One of the most stressful times in an entrepreneur’s life is when they prepare to sell their business. Whether the reasons are family-related, financially motivated or just retirement, there is always a certain amount of fear about the unknown. If you are considering a business listing in a “for sale by owner” directory, or placing an ad in an industry publication, you might want to do some homework first.
According to a recent article in Entrepreneur, “4 Things to Do Before You Sell Your Business” (by Brian Patrick Eha), sales of small business rose last year and brokers are expecting even more robust sales in 2013. This information was gathered in a recent survey released by BizBuySell, an online business marketplace. The article also warns that last year’s spike in business sales was prompted by concerns over the fiscal cliff and then furthered by the expected cost implications of a second term for President Obama.

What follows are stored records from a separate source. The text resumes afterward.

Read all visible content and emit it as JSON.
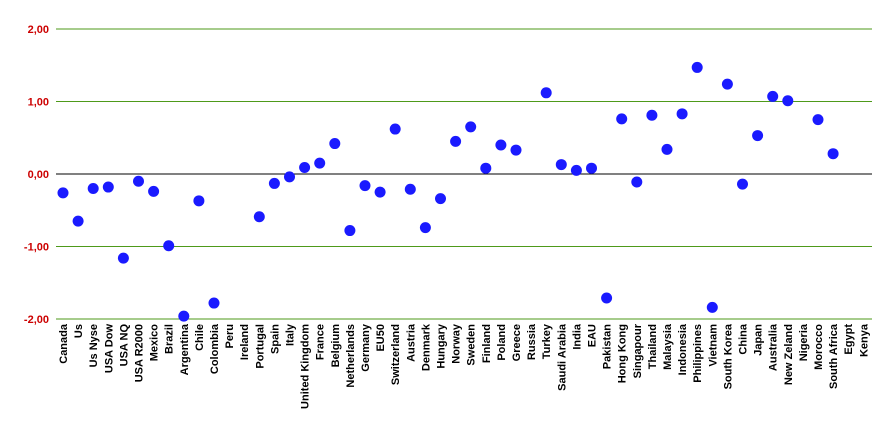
{
  "chart_data": {
    "type": "scatter",
    "title": "",
    "xlabel": "",
    "ylabel": "",
    "ylim": [
      -2,
      2
    ],
    "yticks": [
      2,
      1,
      0,
      -1,
      -2
    ],
    "ytick_labels": [
      "2,00",
      "1,00",
      "0,00",
      "-1,00",
      "-2,00"
    ],
    "grid": "horizontal",
    "colors": {
      "points": "#1a1aff",
      "grid": "#4e9a1a",
      "zero_line": "#000000",
      "tick_labels": "#cc0000",
      "axis": "#000000"
    },
    "categories": [
      "Canada",
      "Us",
      "Us Nyse",
      "USA Dow",
      "USA NQ",
      "USA R2000",
      "Mexico",
      "Brazil",
      "Argentina",
      "Chile",
      "Colombia",
      "Peru",
      "Ireland",
      "Portugal",
      "Spain",
      "Italy",
      "United Kingdom",
      "France",
      "Belgium",
      "Netherlands",
      "Germany",
      "EU50",
      "Switzerland",
      "Austria",
      "Denmark",
      "Hungary",
      "Norway",
      "Sweden",
      "Finland",
      "Poland",
      "Greece",
      "Russia",
      "Turkey",
      "Saudi Arabia",
      "India",
      "EAU",
      "Pakistan",
      "Hong Kong",
      "Singapour",
      "Thailand",
      "Malaysia",
      "Indonesia",
      "Philippines",
      "Vietnam",
      "South Korea",
      "China",
      "Japan",
      "Australia",
      "New Zeland",
      "Nigeria",
      "Morocco",
      "South Africa",
      "Egypt",
      "Kenya"
    ],
    "values": [
      -0.26,
      -0.65,
      -0.2,
      -0.18,
      -1.16,
      -0.1,
      -0.24,
      -0.99,
      -1.96,
      -0.37,
      -1.78,
      null,
      null,
      -0.59,
      -0.13,
      -0.04,
      0.09,
      0.15,
      0.42,
      -0.78,
      -0.16,
      -0.25,
      0.62,
      -0.21,
      -0.74,
      -0.34,
      0.45,
      0.65,
      0.08,
      0.4,
      0.33,
      null,
      1.12,
      0.13,
      0.05,
      0.08,
      -1.71,
      0.76,
      -0.11,
      0.81,
      0.34,
      0.83,
      1.47,
      -1.84,
      1.24,
      -0.14,
      0.53,
      1.07,
      1.01,
      null,
      0.75,
      0.28,
      null,
      null
    ]
  }
}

How long does it take to prepare a business for sale?
Selling a company is not the same as selling a residence. With a home, you might just need to install some new carpeting, plant some flowers and freshen up the paint; but with a business the preparations can be far more time-consuming. According to most business brokers, the right time to start preparing a business for sale is about two years beforehand. The more you prepare in advance, the more likely you are to get close to your asking price. Given the fact that it typically take 6 to 9 months for a business to sell, if you expect there to be a limited pool of potential buyers you might even want to start sooner. Keep in mind that there are several steps that should be taken before listing a business on the market.
Before you list your business for sale, here is what needs to be done:
1. Get your books in order. In order to be certain that your business is performing as smoothly and profitably as possible, you will need to do a thorough assessment of finances and operations. In other words, get your house in order! Now is the time to assess expenditures, cash flow, tax strategies and many other elements of your business’ operations to determine if they are optimal.

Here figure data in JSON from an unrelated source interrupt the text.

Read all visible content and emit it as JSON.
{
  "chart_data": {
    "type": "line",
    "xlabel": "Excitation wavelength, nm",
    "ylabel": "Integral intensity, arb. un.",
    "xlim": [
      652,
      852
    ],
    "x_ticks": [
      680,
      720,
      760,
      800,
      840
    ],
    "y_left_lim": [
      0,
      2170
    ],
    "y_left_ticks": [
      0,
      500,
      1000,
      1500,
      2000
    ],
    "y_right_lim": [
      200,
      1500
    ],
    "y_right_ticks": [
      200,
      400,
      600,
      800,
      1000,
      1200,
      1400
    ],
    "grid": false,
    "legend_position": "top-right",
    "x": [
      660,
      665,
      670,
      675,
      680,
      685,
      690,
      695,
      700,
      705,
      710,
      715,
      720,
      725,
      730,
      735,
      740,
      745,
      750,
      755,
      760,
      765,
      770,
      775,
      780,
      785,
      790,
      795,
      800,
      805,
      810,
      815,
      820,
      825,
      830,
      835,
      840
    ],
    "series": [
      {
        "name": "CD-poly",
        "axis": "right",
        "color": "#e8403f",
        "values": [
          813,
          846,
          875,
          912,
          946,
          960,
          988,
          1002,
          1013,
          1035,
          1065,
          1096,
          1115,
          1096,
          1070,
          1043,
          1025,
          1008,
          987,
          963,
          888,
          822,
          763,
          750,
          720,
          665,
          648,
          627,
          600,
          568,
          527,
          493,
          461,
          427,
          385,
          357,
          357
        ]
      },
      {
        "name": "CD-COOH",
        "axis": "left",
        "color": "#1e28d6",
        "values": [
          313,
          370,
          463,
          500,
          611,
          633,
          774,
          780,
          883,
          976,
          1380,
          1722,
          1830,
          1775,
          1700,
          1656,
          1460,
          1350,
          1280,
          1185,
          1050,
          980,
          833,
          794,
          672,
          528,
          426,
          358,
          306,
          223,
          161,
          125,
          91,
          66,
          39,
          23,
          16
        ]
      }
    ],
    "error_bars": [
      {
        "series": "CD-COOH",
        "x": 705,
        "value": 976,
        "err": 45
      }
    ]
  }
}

2. Timing is everything. It’s always much easier to sell your business when things are going well. For seasonal businesses especially, owners should seek to sell soon after their busy season begins. With a little advance planning, you won’t find yourself desperate to make a deal during a slump.
3. Ask the experts. Don’t ever think that seeking expert assistance is something to be ashamed about. You will probably need help just getting to a buyer-friendly price, or structuring the sale in a way that makes sense from a tax perspective. Consult your accountant or consider hiring a business broker to handle the details of the sale.

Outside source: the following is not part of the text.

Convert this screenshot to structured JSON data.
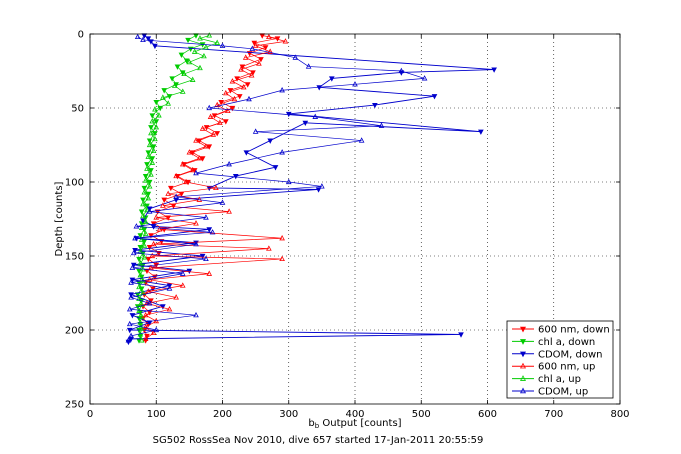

4. Find ways to demonstrate a bright future for the business. The number one motivator for someone to buy your business is your proven track record, but they should also be looking at future potential. Most business brokers will put together a “growth strategy” to show potential buyers. With your intimate knowledge of the operations of your business you can point out opportunities for a buyer to expand the business further. While this might take a few days to complete, a growth strategy may pay substantial dividends in a sale.
No matter how much you try to sell someone on the attributes of your business, it won’t help much if they are not a qualified prospect. Find a qualified pool of potential buyers by listing with an online business-to-business marketplace. While you’re at it, take some time to peruse the site and see how other businesses are marketing themselves in your industry. By taking these additional steps, you can increase demand for your business while at the same time demonstrating value.